They may not attract public attention like billionaires, but an analysis says the so‑called "hidden rich," whose assets range from tens of millions to hundreds of millions of dollars, are reshaping the U.S. economy. The Wall Street Journal (WSJ) said they are changing consumption and investment flows and exerting new influence across the U.S. economy. Experts agree that the drivers of the United States have broadened from a few billionaires to hundreds of thousands of ultra‑high‑net‑worth individuals.
◇ "It turns out the guy next door is worth 50 billion won in assets"
According to an analysis by Owen Zidar, an economics professor at Princeton University, of Federal Reserve (Fed) data, the "ultra‑wealthy" with assets of $30 million (about 45.2 billion won) or more number about 430,000 households in the United States alone. Among them, there are as many as 74,000 households with more than $100 million (about 150.1 billion won). The WSJ explained that the rise of the hidden rich means more than simple population growth. Over the past few decades, the growth rate of these ultra‑wealthy households has outpaced overall population growth.
What is interesting is who they are. They are not chief executive officers (CEOs) of the big‑tech corporations everyone knows. Professor Zidar said, "A significant number of them are not white‑collar workers in major cities but business owners who run car dealerships in the regions or operate small and midsize manufacturing."

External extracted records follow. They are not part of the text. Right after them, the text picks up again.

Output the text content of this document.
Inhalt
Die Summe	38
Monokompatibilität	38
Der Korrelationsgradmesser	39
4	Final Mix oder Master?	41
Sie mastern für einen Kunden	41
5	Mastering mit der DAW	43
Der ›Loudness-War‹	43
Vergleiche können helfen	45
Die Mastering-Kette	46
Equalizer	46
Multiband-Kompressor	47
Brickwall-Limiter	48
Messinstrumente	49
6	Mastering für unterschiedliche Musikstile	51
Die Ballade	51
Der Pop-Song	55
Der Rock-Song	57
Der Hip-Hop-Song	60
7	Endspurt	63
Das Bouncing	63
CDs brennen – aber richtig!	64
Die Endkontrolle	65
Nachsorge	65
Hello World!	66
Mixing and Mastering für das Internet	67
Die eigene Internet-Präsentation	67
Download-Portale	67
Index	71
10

Though their names are unfamiliar, those who have built solid assets have grown into "quiet giants of wealth" through the decades‑long surge in asset prices. Public recognition is low, but some say their real scale of wealth is on par with billionaires.
◇ The wealthy don't go all in on "the house"

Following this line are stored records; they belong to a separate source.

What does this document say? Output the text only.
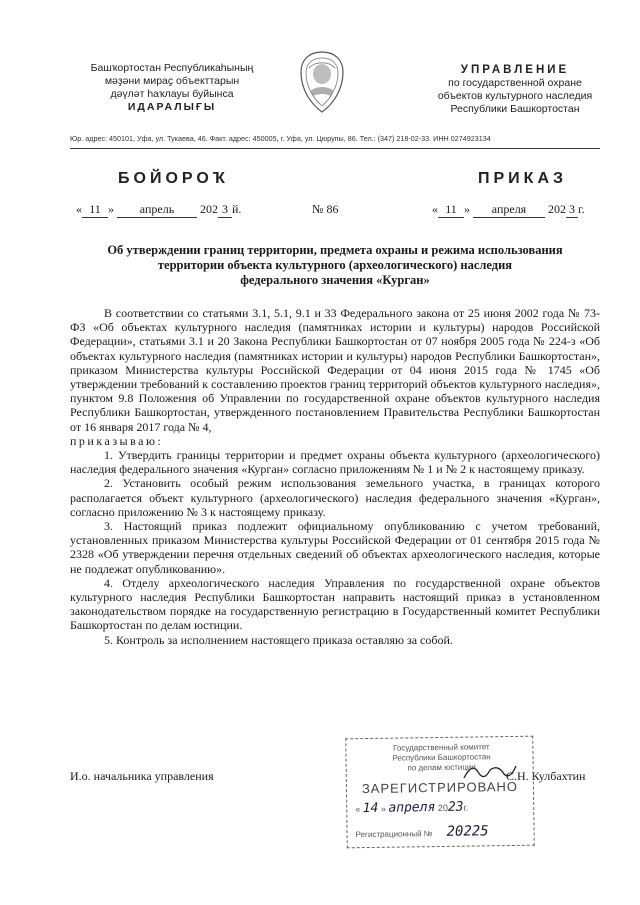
Башҡортостан Республикаһының
мәҙәни мираҫ объекттарын
дәүләт һаҡлауы буйынса
ИДАРАЛЫҒЫ
УПРАВЛЕНИЕ
по государственной охране
объектов культурного наследия
Республики Башкортостан
Юр. адрес: 450101, Уфа, ул. Тукаева, 46. Факт. адрес: 450005, г. Уфа, ул. Цюрупы, 86. Тел.: (347) 218-02-33. ИНН 0274923134
БОЙОРОҠ	ПРИКАЗ
« 11 » апрель 202 3 й.	№ 86	« 11 » апреля 202 3 г.
Об утверждении границ территории, предмета охраны и режима использования
территории объекта культурного (археологического) наследия
федерального значения «Курган»

В соответствии со статьями 3.1, 5.1, 9.1 и 33 Федерального закона от 25 июня 2002 года № 73-ФЗ «Об объектах культурного наследия (памятниках истории и культуры) народов Российской Федерации», статьями 3.1 и 20 Закона Республики Башкортостан от 07 ноября 2005 года № 224-з «Об объектах культурного наследия (памятниках истории и культуры) народов Республики Башкортостан», приказом Министерства культуры Российской Федерации от 04 июня 2015 года № 1745 «Об утверждении требований к составлению проектов границ территорий объектов культурного наследия», пунктом 9.8 Положения об Управлении по государственной охране объектов культурного наследия Республики Башкортостан, утвержденного постановлением Правительства Республики Башкортостан от 16 января 2017 года № 4,

приказываю:

1. Утвердить границы территории и предмет охраны объекта культурного (археологического) наследия федерального значения «Курган» согласно приложениям № 1 и № 2 к настоящему приказу.

2. Установить особый режим использования земельного участка, в границах которого располагается объект культурного (археологического) наследия федерального значения «Курган», согласно приложению № 3 к настоящему приказу.

3. Настоящий приказ подлежит официальному опубликованию с учетом требований, установленных приказом Министерства культуры Российской Федерации от 01 сентября 2015 года № 2328 «Об утверждении перечня отдельных сведений об объектах археологического наследия, которые не подлежат опубликованию».

4. Отделу археологического наследия Управления по государственной охране объектов культурного наследия Республики Башкортостан направить настоящий приказ в установленном законодательством порядке на государственную регистрацию в Государственный комитет Республики Башкортостан по делам юстиции.

5. Контроль за исполнением настоящего приказа оставляю за собой.

И.о. начальника управления	С.Н. Кулбахтин
Государственный комитет
Республики Башкортостан
по делам юстиции
ЗАРЕГИСТРИРОВАНО
« 14 » апреля 2023г.
Регистрационный № 20225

Behind their rapid wealth gains is a strategic asset portfolio. In a typical U.S. household, most assets are tied up in a single home. It feels good when home prices rise, but there are limits to actual cash flow and the pace of asset accumulation.
By contrast, the top 0.1% did things differently. Seventy‑two percent of their assets are in stocks and mutual funds, and equity in privately held corporations they own. According to the "Real‑Time Inequality Tracker" created by Professor Emmanuel Saez of UC Berkeley and Professor Gabriel Zucman of the Paris School of Economics, while the Standard & Poor's (S&P) 500 index has soared more than threefold over the past 50 years, the assets of the top 0.1% of U.S. households have swollen more than 13 times even after adjusting for inflation. As of 2024, a net worth of $43 million (about 64.8 billion won) or more puts a household in this group.
The WSJ pointed out that baby boomers, who have participated in capital markets for decades, are the biggest beneficiaries of this vast asset expansion. According to the WSJ, two out of three households with assets of $30 million (about 4.52 billion won) or more are headed by baby boomers.
◇ Luxury market also "polarizes"
The formidable firepower of the "hidden rich" is also reshaping the consumer market. Ultra‑high‑end brands such as Hermès, Brunello Cucinelli and Ferrari are maintaining solid growth on the back of this customer base. In contrast, brands targeting the middle class are struggling amid falling demand, making consumption polarization more pronounced.
Since the COVID‑19 pandemic, demand has also surged for top‑tier homes and ultra‑luxury travel. In particular, use of fractional ownership services for private jets, such as NetJets, has increased sharply. This shows a consumption pattern of those who want the same privileges while reducing the burden of outright private‑jet ownership.
Experts now see the economic fulcrum shifting from a handful of billionaires to a much broader group of ultra‑high‑net‑worth individuals. If a few billionaires once dominated markets, now hundreds of thousands of "hidden rich" are shaping consumption and investment flows. They may not be ostentatious, but they are already wielding formidable influence across asset markets and consumer markets. That is why some say "invisible rich" are changing the game of the economy.